Ma non tutto è negativo: i grandi impianti stanno continuando a crescere. Quelli tra 1 e 10 MW sono saliti del 4%, mentre quelli sopra i 10 MW hanno registrato un +28%. In particolare, ci sono stati 9 impianti fotovoltaici di taglia maxi che da soli hanno portato 321 MW alla rete. Anche l’eolico ha fatto la sua parte, grazie a due progetti importanti in Puglia che hanno aggiunto 152 MW (+48%).

Sul fronte produzione, però, il trimestre non è stato dei migliori: le rinnovabili hanno generato 25,8 TWh, in calo dell’8,6%. Solo il fotovoltaico cresce, mentre eolico, idroelettrico e bioenergie scendono. Di conseguenza, la copertura del fabbisogno nazionale da rinnovabili si ferma al 33%, in calo rispetto al 36% dell’anno scorso.

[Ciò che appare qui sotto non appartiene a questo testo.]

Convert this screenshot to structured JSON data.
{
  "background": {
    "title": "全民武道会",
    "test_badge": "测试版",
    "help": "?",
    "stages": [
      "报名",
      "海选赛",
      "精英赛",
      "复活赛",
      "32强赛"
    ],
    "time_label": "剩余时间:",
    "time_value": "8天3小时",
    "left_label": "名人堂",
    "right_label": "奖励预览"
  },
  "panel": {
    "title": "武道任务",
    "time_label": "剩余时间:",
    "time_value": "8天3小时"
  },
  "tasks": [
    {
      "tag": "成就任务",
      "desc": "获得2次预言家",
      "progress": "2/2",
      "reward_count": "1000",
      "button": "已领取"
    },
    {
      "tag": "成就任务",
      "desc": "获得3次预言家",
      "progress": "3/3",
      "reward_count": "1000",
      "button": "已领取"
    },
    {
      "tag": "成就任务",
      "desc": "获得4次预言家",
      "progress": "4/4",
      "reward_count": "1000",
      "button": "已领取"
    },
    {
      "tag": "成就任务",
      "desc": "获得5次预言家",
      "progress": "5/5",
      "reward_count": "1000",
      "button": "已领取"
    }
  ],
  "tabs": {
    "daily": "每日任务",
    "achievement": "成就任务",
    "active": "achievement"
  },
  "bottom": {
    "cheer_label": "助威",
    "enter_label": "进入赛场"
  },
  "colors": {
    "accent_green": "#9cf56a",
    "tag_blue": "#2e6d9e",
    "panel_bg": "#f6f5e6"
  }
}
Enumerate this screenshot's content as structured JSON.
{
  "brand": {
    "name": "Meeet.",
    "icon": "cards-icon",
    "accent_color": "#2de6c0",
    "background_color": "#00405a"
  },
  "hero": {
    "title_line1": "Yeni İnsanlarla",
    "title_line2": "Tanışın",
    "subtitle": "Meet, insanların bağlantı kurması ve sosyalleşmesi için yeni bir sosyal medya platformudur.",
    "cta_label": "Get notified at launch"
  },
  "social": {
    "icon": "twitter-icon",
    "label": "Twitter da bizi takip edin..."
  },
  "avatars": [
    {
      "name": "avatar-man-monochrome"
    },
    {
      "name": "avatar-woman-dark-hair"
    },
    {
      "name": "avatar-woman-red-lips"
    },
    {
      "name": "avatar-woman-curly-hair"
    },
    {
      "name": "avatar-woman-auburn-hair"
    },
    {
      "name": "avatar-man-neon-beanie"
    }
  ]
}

Nonostante tutto, ci sono ancora margini di recupero. Se tutto va bene, potremmo installare altri 6 GW entro fine anno. Ma per arrivare ai 10 GW annui previsti dal PNIEC e centrare gli obiettivi 2030, servono scelte chiare: meno burocrazia, più impianti sui tetti e un’accelerata vera alla transizione.